Nonlinear and Dynamical Processes in Complex Lasers

Abstract

The goal of this thesis is to study the impact of optical nonlinearities on emission characteristics of complex laser systems. Nonlinearities in lasers give rise to spatial hole-burning, or regions of high inversion depletion that result from complex modal interactions that saturate the gain medium. These interactions can result in sub-optimal utilization of the laser gain medium and they can also affect the spectral characteristics of the laser, as studied in the past in simple lasers.

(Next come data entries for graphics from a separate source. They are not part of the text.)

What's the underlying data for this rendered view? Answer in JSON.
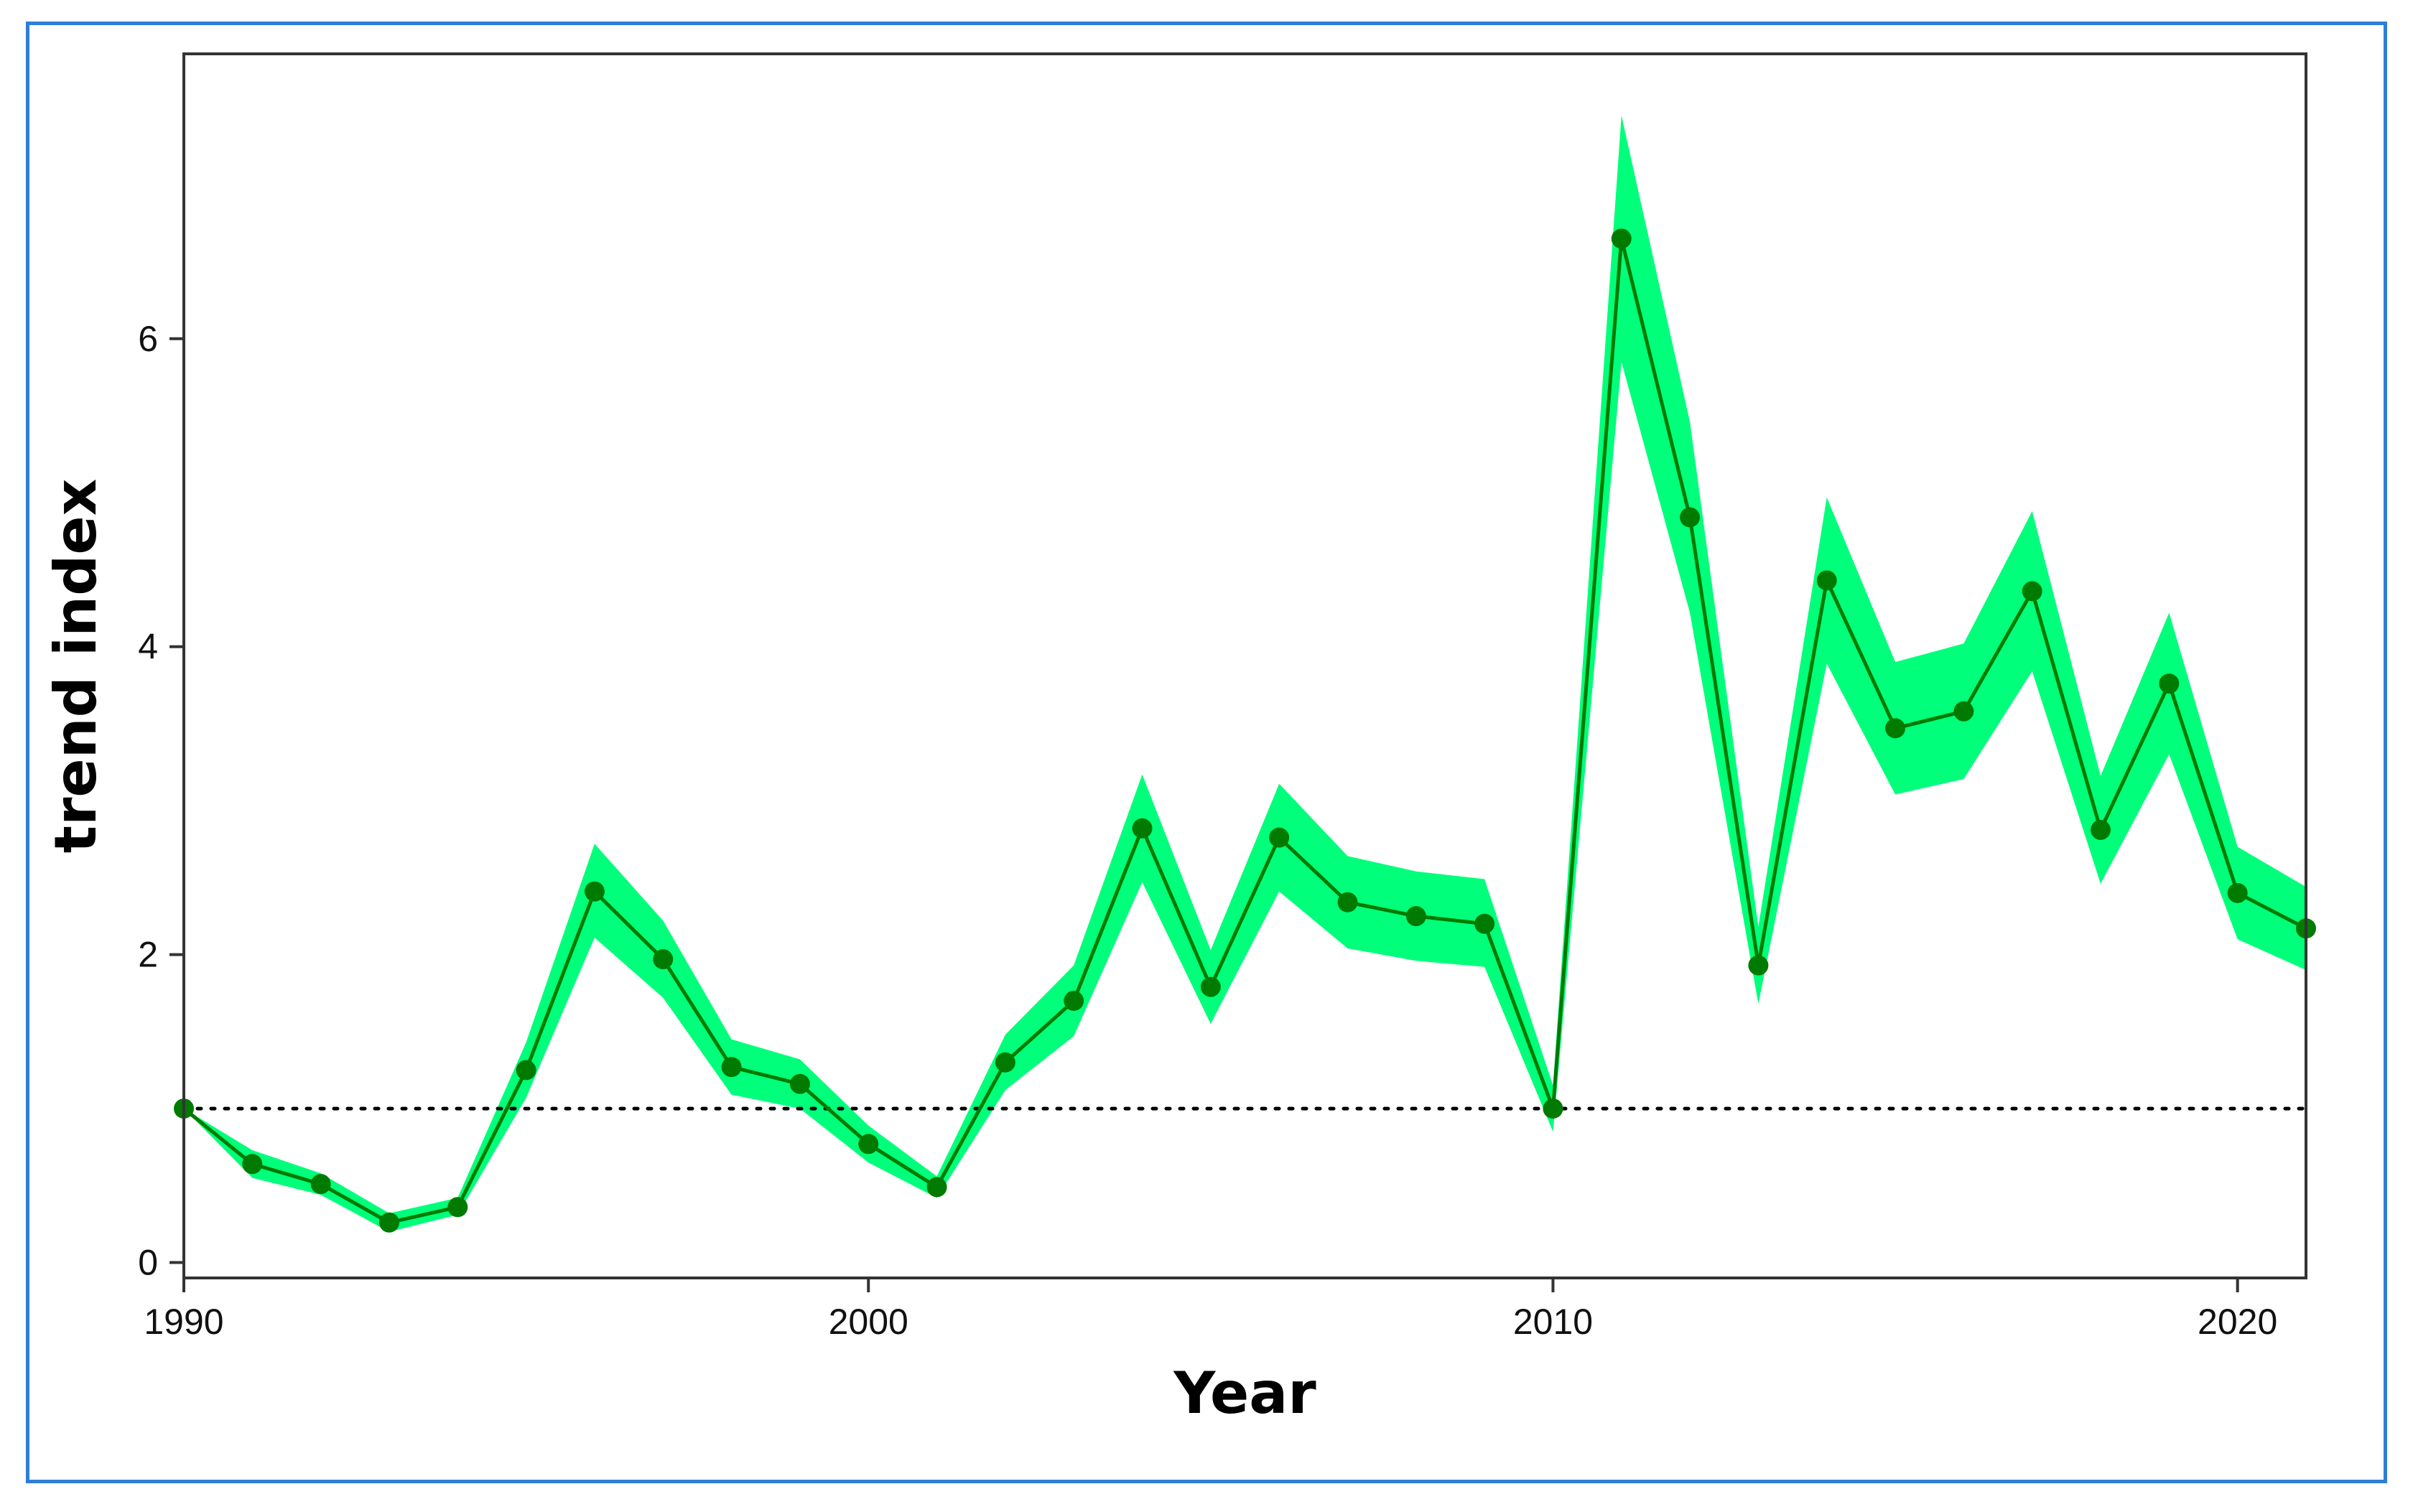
{
  "chart_data": {
    "type": "line",
    "title": "",
    "xlabel": "Year",
    "ylabel": "trend index",
    "xlim": [
      1990,
      2021
    ],
    "ylim": [
      -0.1,
      7.85
    ],
    "x_ticks": [
      1990,
      2000,
      2010,
      2020
    ],
    "y_ticks": [
      0,
      2,
      4,
      6
    ],
    "grid": false,
    "reference_line": {
      "y": 1,
      "style": "dotted"
    },
    "series": [
      {
        "x": [
          1990,
          1991,
          1992,
          1993,
          1994,
          1995,
          1996,
          1997,
          1998,
          1999,
          2000,
          2001,
          2002,
          2003,
          2004,
          2005,
          2006,
          2007,
          2008,
          2009,
          2010,
          2011,
          2012,
          2013,
          2014,
          2015,
          2016,
          2017,
          2018,
          2019,
          2020,
          2021
        ],
        "y": [
          1.0,
          0.64,
          0.51,
          0.26,
          0.36,
          1.25,
          2.41,
          1.97,
          1.27,
          1.16,
          0.77,
          0.49,
          1.3,
          1.7,
          2.82,
          1.79,
          2.76,
          2.34,
          2.25,
          2.2,
          1.0,
          6.65,
          4.84,
          1.93,
          4.43,
          3.47,
          3.58,
          4.36,
          2.81,
          3.76,
          2.4,
          2.17
        ],
        "lower": [
          1.0,
          0.55,
          0.44,
          0.2,
          0.31,
          1.07,
          2.11,
          1.72,
          1.09,
          1.0,
          0.65,
          0.42,
          1.12,
          1.47,
          2.47,
          1.55,
          2.41,
          2.04,
          1.96,
          1.92,
          0.85,
          5.85,
          4.22,
          1.68,
          3.89,
          3.04,
          3.14,
          3.84,
          2.46,
          3.3,
          2.1,
          1.9
        ],
        "upper": [
          1.0,
          0.73,
          0.58,
          0.32,
          0.42,
          1.43,
          2.72,
          2.22,
          1.45,
          1.32,
          0.89,
          0.56,
          1.48,
          1.93,
          3.17,
          2.03,
          3.11,
          2.64,
          2.54,
          2.49,
          1.15,
          7.45,
          5.46,
          2.18,
          4.97,
          3.9,
          4.02,
          4.88,
          3.16,
          4.22,
          2.7,
          2.44
        ]
      }
    ],
    "colors": {
      "band": "#00ff7a",
      "line": "#007a00",
      "marker": "#007a00",
      "frame": "#2f7ed8"
    }
  }
}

Recent advancements in semiconductor technology have made it possible to fabricate microcavity-based lasers with complex geometries that have been studied using the Steady-state Ab Initio Laser Theory (SALT), a modern steady-state reformulation of the Maxwell-Bloch equations. SALT has successfully explained emission properties of various modern lasers but a systematic study of the consequences of spatial hole-burning interactions in complex lasers has not been carried out. Here, we report that spatial hole-burning interactions generally reduce the output power efficiency and that they can be gainfully controlled using spatially selective pumping to reduce the lasing threshold, improve laser spectral characteristics, and enhance output power efficiency, in some cases by orders of magnitude. In addition to this steady-state study of spatial hole-burning nonlinearities, we also study four-wave mixing nonlinearities that manifest in the dynamical regime. SALT fundamentally neglects dynamical effects, a limitation we overcome by developing the Constant Flux Time Domain (CFTD) method, an efficient solver of the Maxwell-Bloch equations that can simulate time-dependent behavior in open laser systems. Using CFTD, we study mode synchronization and frequency comb generation, quantifying the role of the inversion relaxation rate γ∥ and the cavity free spectral range ∆, on dynamical effects. In the steady-state, correspondence between SALT and CFTD is shown and their divergence in the dynamical regime is explained through the parameter γ∥/∆. In the highly multi-modal regime, we simulate the emergence of frequency combs in a parameter regime applicable to quantum cascade lasers (QCLs), recovering the hysteresis seen in experiments, and we predict sudden frequency-comb formation from within plateaus of chaotic behavior.